Под предлогом большой загруженности постоянно опаздывает на совещания, планерки и летучки, проводимые в агентстве.
…Как профессиональный — в прошлом — актер, является основным организатором всех культурных мероприятий агентства. По мнению сотрудников, особенно ему удается роль Деда Мороза (видимо, сказывается многолетняя практика).
Любит цитировать Шекспира, хотя, по нашим данным, в его пьесах никогда не играл.
…Женат. Жена Соболина также работает в агентстве».
Из сонного кошмара меня рывком выбросило в серое петербургское утро. Анюта шевельнулась рядом, но не проснулась. На письменном столе пищал пейджер. Я нажал кнопку. Пищать перестало, на экране высветилось:
«Срочно позвони мне на трубу. Повзло. 7.10».
С кухни я набирал номер второго по значимости руководителя нашего агентства — Николая Повзло.
— Это Соболин, — сказал я, когда он снял трубку. — Что там случилось: арестовали кого или грохнули?
— Ты у нас человек искусства — слышал что-нибудь про такую художницу: Лану Вересовскую?
Какие художницы в семь утра? Никого я в это время суток не помню…
— Ну, она дочь Вересовского, — продолжал Повзло. — Да ты спишь, что ли?
Тут до меня дошло, какого именно Вересовского имеет в виду Николай. Того самого, московского — Виктора Семеновича, который был простым младшим научным сотрудником советского НИИ и за восемь лет сделался одним из богатейших людей России. Мало того, поговаривали, что он фактически заправляет теперешней кремлевской политикой. В Москве его зовут в соответствии с модой на сокращения просто: ВСВ. Но про то, что у него есть дочь и эта дочь — художница, я не знал.
— Коля, я же театральный актер, а не маляр, — сказал я Повзло, — это же совершенно разные тусовки, да я, собственно, и не был никогда вхож в бомонд. А чего с ней случилось, с этой Ланой?
— Она прилетает сегодня в Питер, привозит сюда свою инсталляцию. Будет выставлять ее в «Дыре».
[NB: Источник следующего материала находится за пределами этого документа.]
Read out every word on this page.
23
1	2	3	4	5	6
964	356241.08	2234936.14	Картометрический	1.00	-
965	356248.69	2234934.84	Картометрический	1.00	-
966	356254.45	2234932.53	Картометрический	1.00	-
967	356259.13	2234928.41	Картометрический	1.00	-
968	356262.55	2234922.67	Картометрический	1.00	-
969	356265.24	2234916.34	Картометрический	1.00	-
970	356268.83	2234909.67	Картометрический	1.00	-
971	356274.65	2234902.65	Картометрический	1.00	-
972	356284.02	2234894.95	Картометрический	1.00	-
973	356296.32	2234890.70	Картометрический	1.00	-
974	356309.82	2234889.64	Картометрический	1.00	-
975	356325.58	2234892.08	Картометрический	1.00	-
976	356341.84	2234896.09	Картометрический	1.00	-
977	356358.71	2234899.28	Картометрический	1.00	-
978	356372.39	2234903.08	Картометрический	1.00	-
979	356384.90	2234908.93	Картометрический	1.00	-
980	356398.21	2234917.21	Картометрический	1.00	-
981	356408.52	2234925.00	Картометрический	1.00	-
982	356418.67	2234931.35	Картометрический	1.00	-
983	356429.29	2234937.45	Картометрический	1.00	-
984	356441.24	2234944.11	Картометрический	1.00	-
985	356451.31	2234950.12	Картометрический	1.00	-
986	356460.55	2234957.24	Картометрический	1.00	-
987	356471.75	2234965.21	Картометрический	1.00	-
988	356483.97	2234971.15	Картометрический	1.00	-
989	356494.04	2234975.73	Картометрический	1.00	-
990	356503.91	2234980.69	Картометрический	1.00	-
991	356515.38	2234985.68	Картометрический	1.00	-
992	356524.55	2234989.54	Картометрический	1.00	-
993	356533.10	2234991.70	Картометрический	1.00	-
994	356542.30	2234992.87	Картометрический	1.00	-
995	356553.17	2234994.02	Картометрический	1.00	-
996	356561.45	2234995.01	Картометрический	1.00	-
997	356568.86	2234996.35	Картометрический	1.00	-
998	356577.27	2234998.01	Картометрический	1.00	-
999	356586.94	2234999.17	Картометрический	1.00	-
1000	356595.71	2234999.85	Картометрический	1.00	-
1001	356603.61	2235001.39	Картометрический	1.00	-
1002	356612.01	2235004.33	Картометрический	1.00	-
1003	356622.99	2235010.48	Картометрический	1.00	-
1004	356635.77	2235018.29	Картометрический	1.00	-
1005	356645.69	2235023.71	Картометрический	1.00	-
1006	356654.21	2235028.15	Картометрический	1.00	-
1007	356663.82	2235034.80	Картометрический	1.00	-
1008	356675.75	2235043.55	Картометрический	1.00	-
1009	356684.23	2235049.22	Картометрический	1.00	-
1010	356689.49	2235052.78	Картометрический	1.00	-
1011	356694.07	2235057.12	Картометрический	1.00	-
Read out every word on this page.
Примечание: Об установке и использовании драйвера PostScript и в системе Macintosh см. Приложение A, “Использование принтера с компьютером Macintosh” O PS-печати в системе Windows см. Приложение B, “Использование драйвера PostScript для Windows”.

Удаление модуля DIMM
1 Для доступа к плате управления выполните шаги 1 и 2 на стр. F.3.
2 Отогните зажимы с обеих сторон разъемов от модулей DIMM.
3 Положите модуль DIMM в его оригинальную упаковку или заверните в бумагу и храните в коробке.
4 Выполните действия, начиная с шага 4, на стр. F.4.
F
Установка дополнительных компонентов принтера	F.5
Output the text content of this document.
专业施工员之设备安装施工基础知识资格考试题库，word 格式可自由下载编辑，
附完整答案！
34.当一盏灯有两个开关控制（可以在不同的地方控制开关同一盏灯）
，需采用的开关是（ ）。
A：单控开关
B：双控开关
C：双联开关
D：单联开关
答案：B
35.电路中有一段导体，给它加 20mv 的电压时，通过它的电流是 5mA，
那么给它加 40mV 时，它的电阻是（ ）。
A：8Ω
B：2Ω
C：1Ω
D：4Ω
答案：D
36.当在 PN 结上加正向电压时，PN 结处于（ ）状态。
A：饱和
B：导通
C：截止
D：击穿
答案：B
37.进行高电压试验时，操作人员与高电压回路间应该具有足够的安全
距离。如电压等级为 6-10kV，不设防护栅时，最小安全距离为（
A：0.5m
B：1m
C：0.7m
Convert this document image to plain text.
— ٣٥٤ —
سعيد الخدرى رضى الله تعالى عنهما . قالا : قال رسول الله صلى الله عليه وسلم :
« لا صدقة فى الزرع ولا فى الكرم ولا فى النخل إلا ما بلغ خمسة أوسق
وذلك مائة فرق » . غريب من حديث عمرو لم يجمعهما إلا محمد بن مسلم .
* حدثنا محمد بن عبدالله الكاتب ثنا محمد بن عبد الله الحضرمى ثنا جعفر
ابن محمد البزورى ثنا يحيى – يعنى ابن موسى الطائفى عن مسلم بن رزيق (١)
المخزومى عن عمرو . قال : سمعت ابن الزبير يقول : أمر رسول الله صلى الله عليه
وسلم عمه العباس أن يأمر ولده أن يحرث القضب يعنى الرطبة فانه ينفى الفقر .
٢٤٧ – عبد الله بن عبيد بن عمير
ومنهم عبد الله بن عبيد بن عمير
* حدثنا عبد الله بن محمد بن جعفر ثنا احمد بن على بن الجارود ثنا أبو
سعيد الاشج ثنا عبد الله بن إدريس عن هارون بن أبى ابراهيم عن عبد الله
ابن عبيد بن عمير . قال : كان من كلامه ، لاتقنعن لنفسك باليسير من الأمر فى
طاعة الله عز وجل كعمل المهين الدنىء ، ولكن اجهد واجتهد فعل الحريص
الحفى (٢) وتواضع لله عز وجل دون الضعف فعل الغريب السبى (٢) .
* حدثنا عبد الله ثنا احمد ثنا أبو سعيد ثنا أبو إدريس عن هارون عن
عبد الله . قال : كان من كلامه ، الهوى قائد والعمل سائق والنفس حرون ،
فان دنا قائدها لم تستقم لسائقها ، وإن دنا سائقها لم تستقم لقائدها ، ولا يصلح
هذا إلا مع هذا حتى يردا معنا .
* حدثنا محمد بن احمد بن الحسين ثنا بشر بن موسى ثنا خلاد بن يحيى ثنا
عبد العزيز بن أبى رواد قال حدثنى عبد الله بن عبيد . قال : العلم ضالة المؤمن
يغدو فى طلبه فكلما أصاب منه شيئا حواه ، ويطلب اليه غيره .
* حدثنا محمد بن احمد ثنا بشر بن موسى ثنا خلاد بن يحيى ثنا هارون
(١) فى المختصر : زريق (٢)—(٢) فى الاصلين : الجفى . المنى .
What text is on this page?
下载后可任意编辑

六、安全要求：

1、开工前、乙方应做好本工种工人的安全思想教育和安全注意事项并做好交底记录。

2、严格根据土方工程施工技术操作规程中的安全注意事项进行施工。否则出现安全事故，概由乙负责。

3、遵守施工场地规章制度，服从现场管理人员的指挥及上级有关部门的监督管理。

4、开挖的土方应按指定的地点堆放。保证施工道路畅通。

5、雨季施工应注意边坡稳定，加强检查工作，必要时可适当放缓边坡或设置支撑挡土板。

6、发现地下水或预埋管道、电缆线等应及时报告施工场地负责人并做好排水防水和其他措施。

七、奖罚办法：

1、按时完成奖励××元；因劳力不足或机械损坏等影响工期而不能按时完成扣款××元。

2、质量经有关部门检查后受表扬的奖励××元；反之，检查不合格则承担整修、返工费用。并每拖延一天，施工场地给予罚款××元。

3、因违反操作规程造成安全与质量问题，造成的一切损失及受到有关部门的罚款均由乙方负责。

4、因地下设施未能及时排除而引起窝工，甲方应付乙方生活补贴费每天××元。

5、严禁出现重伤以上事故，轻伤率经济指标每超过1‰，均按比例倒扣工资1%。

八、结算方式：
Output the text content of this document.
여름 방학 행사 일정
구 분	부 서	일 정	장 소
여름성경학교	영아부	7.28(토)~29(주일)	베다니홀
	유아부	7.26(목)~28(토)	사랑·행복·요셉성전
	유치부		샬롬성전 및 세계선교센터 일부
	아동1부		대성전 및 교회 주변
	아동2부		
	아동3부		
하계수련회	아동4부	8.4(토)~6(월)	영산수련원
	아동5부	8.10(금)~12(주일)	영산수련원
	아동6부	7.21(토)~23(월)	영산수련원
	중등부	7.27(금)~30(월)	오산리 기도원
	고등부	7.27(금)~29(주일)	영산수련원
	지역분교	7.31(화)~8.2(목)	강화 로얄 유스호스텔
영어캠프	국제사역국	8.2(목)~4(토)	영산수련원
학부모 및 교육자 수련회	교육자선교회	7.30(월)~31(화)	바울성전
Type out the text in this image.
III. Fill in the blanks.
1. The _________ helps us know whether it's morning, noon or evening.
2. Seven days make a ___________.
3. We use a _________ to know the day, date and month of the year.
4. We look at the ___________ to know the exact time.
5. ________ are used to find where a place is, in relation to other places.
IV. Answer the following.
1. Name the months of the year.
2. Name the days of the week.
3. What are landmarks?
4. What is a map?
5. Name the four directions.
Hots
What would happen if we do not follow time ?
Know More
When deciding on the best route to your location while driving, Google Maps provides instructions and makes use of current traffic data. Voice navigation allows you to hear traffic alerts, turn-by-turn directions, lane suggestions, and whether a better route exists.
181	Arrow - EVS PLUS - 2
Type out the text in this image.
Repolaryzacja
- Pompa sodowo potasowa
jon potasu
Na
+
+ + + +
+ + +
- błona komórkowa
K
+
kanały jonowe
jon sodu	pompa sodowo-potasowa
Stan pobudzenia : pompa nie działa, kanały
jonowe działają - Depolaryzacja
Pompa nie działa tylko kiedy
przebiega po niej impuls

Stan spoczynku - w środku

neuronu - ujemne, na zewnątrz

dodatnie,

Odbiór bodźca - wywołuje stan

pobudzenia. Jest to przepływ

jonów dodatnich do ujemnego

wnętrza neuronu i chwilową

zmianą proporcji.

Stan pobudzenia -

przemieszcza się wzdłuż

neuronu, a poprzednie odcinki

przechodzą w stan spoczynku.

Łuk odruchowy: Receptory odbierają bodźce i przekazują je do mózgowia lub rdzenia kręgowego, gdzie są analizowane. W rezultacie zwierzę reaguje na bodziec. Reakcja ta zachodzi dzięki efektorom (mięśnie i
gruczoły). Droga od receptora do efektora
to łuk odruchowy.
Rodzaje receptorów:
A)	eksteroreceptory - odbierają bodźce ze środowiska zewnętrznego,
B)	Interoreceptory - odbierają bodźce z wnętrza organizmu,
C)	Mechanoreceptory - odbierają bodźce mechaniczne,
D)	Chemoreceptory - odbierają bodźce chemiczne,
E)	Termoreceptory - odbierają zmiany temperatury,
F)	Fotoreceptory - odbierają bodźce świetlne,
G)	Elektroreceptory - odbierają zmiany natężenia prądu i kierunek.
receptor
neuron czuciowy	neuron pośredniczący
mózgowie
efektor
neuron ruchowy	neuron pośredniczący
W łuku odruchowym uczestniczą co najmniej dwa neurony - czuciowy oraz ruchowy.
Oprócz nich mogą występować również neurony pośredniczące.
— В какой дыре? — спросонья я бываю не слишком сообразительным.
Повзло это уже успел узнать за три года нашего с ним знакомства, а потому не стал обзывать меня идиотом, а объяснил, что «Дыра» — это такая галерея современного искусства, где периодически проходят всякие инсталляции, перфомансы и прочие выставки.
Место это пользуется популярностью у петербургских художников, куаферов, модельеров и музыкантов, и — дурной славой у питерской милиции: то наркотики, то драки, то скандал с битьем посуды. А что поделаешь: люди искусства — народ горячий, с тонкой нервной организацией. Это я знаю по собственному опыту.
Когда Повзло закончил свои пояснения, я вяло поинтересовался, чего он — в связи с приездом Вересовской — от меня хочет.
Выяснилось, что зачем-то мне следовало с ней встретиться и сделать интервью: об искусстве и о папе Вересовском.
— Она прилетает в тринадцать двадцать. Постарайся встретиться с нею сегодня, — сказал мне на прощание Повзло.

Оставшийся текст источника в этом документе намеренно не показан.